Took my new addition (Bersa Thunder 9 Pro) to the range this morning. Almost 200 rounds with 0 FTFs and 2 FTEs . Also got a FTE with the Glock, which never gets FTAnythings. Used same ammo in both, Blazer Brass FMJ, 115 gr. I'm thinking it may be the ammo. At any rate, the new gun shoots great with little recoil and an OUTSTANDING SA trigger pull. The DA trigger is a little stiff, I'm hoping it'll loosen up with use.

I believe this pistol will be well worth the money.


----------



## tekarra (May 16, 2007)

I bought my TH9 because of the trigger. The DA pull smoothed nicely after a couple of hundered rounds. I don't recall any problems with feeding nor extraction in the years I have had it. IMO the Bersa is, not only a good pistol, but excellent value for the money.


----------



## smiley (Jul 12, 2009)

Can you tell me what the differences are between the Pro model and regular Thunder models, and is there a Pro model in the UC Thunder line?

Thanks.


----------



## rmocarsky (May 8, 2009)

*Difference?*

Gunners,

I was at a LGS the other day and they had Bersa 9UCs for $399.00

In stock!!

My question is that since the word "Thunder" or "Firestorm" was not on the pistol, just the word Bersa, is there a difference in quality or any difference at all between the two?

I have heard praises for the Firestorm Thunder 9UC.

Is the Bersa 9UC on equal footing?

They also had Bersa 380s for $299.00.

Are these fair prices on both firearms?

Rmocarsky


----------



## tekarra (May 16, 2007)

The Pro has the rail on the dust cover. There may be some other differences as well, but I have not handled a Pro.


----------



## Freedom1911 (Oct 22, 2009)

smiley said:


> Can you tell me what the differences are between the Pro model and regular Thunder models, and is there a Pro model in the UC Thunder line?
> 
> Thanks.


As well as the rail on the dust cover that was previously mentioned the Pro model is supposed to have a match grade barrel, the previous model did not, and all the Pro models are supposed to come with two magazines where as the older models only came with one. Other than that I don't remember what the differences are, though there may be others.

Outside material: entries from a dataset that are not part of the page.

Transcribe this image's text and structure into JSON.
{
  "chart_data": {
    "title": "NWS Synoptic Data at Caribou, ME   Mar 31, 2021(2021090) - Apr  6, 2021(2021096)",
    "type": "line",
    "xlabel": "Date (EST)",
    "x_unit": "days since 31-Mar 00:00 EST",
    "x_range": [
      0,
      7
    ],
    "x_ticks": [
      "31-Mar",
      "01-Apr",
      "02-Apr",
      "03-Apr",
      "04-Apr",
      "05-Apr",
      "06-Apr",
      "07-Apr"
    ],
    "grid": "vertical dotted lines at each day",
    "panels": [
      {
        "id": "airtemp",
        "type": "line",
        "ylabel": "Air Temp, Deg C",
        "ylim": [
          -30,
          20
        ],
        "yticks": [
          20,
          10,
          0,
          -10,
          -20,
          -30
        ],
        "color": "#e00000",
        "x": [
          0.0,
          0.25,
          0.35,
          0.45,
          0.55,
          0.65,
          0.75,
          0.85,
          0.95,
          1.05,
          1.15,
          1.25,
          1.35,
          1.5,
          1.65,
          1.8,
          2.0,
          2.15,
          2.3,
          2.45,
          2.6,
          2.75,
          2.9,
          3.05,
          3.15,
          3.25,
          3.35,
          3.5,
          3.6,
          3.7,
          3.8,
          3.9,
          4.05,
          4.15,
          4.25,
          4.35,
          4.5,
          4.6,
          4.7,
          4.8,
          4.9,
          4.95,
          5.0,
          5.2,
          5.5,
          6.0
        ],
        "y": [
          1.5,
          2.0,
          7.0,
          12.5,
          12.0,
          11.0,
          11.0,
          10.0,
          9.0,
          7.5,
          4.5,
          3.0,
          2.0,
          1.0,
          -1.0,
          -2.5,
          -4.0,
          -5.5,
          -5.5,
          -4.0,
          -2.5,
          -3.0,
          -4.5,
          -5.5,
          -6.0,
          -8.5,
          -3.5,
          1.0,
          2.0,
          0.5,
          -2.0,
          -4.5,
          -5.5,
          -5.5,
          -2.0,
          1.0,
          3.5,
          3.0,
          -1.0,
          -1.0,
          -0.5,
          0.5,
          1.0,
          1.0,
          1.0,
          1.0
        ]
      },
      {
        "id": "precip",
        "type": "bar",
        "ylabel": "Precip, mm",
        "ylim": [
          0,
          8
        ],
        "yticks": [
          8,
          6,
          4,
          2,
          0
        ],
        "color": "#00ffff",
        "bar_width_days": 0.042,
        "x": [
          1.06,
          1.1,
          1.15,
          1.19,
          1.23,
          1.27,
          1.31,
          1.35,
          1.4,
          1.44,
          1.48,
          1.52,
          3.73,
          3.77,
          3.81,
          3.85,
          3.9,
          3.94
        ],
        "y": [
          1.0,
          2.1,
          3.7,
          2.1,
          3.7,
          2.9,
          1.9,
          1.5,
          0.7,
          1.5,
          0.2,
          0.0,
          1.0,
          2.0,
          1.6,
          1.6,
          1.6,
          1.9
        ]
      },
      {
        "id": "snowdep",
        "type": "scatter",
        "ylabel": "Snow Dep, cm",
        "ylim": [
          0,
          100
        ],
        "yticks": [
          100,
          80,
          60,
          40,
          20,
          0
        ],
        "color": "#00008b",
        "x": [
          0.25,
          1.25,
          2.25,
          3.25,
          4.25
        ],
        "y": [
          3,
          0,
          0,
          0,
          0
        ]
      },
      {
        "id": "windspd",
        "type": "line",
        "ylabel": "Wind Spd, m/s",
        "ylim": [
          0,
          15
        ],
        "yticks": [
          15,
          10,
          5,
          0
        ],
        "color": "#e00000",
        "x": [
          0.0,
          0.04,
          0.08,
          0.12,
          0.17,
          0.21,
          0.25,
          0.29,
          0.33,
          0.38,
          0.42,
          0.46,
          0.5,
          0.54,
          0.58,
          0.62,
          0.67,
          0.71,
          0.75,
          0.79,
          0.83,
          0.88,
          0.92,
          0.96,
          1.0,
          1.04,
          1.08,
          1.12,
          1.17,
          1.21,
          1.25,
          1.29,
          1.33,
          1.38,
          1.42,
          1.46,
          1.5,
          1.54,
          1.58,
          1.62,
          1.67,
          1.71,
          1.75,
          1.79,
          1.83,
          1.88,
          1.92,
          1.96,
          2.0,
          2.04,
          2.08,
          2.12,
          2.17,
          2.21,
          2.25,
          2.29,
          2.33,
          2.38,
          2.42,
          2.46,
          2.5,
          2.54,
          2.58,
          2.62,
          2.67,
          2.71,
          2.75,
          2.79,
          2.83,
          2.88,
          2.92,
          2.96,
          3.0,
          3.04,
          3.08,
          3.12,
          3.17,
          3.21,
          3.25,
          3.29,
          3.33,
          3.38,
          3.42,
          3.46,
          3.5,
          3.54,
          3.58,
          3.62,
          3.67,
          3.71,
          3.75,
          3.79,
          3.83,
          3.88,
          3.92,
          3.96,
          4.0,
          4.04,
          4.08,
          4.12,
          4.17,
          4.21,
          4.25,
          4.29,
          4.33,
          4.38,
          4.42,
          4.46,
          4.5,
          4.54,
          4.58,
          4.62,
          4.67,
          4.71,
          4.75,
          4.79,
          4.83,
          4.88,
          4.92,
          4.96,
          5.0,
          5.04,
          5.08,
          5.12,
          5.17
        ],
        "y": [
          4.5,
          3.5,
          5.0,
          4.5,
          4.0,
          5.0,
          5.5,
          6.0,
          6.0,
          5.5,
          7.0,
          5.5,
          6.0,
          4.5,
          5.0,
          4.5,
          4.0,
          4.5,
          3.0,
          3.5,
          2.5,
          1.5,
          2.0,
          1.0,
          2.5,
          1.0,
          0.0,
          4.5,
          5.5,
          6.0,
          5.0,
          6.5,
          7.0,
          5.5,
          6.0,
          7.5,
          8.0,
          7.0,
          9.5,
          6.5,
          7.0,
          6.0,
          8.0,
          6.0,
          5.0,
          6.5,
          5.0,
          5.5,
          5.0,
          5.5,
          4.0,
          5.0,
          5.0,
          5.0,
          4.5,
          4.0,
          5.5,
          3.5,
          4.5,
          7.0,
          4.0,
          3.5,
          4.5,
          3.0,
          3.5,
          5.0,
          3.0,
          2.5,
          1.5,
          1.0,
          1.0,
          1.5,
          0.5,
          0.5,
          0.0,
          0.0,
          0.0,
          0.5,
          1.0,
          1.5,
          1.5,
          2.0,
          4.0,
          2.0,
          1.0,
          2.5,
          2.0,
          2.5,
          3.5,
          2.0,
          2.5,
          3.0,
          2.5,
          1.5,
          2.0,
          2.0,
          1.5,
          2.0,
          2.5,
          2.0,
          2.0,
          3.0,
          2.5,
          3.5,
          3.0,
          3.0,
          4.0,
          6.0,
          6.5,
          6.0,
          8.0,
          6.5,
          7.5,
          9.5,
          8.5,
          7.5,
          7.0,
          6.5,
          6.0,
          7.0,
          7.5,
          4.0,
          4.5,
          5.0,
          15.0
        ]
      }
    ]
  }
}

And yes the Pro has been added to the UC models.
All of the new Pro models full size and UC are now shipping with two mags and the Thunder 380s are also supposed to be shipping with two. I am sure there are probably some of the pre pro guns still out there being sold so people might buy their new pistols and only get 1 mag.
Note. Bersa is a inexpensive hi quality pistol. The only downside to them is that no one makes a good after market mag for the Bersa line. ProMags are crap for Bersa and I don't think Mec-Gar makes any for Bersa (if they did I would trust that they would work).
So this leaves a person with getting additional mags from Bersa. Not sure what the 380 mags cost but I know that I paid over 40.00 a piece for the mags I bought for my ThunderHC 9mm Pro. But at least I know they will work when I need them.


----------